Sunday, 25 November 2007

Green Thumb Sunday

This is my first Green Thumb Sunday Post so I'm quite excited. These are some of the things in bloom in my garden right now. I have learnt from bitter experience that it is best not to fight my landscape and grow what does best in the rather odd soil of the Northern Range. Heliconias love the soil and grow to almost pre-historic size. My soil appears to be quite alkaline because I have to feed very heavily with things like Miracid and chelated iron, if I don't many of my shrubs suffer from pale leaves. Heliconias and orchids do fine.
I'm ashamed to say I don't know the name of this showy little orchid. It starts out purple and goes paler and paler as it gets older.
This is commonly known as "Blue Ginger" but is in fact not a ginger at all. It belongs to the Commelinaceae or Spiderwort family so is related to the Wandering Jew. It looks like a costus hence the name. Its important name is Dichorsanda thyrisiflora. It is one of my favourite blooms because of its unusual colour. This deep blue is not an easy colour to find and it always adds the depth and interest that you must have in a successful bed.
I've posted on this shot before. This is one of my favorite views of my home. I love the demerara windows with the bougainvillea cascading over them. This is my laundry and store room, so no one actually lives here.
The heliconias and ornamental bananas are the biggest bird pullers in my garden. Until I grew them, I had no idea the vast avian population that is drawn to these species. The Sexy Red or heliconia collinsiana in particular, is a huge favorite with the tanagers and the hummingbirds.
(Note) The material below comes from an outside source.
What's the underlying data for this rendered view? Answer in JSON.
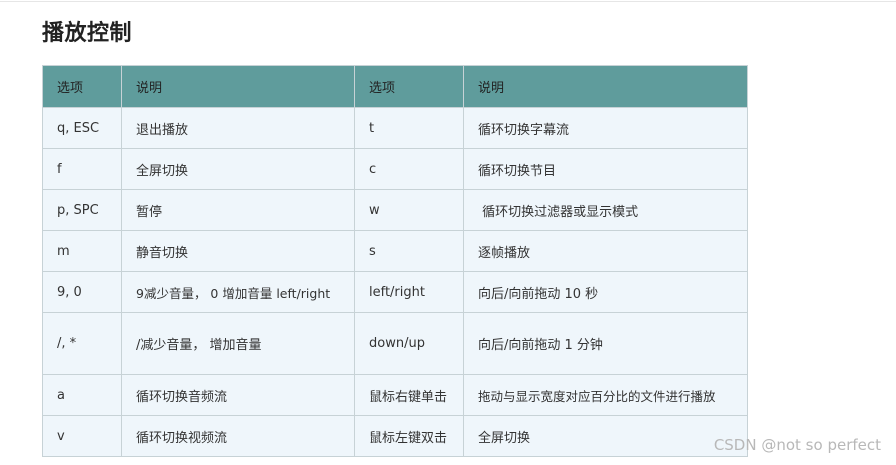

The Musa (or ornamental) bananas are a great addition because they are consistent bloomers once the conditions are right. The beauty above is the Musa Royal Purple and it is one of the larger ones, getting up to about 9-10 feet. To keep them from overpowering the garden, I keep the foliage quite sparse. I find this way I can see the bracts or the bananas and the light can get down to the new suckers to help them on their way. Many people are turned off of heliconias and bananas because of their tendency to take over a garden. But like everything else, if managed properly, they know their place!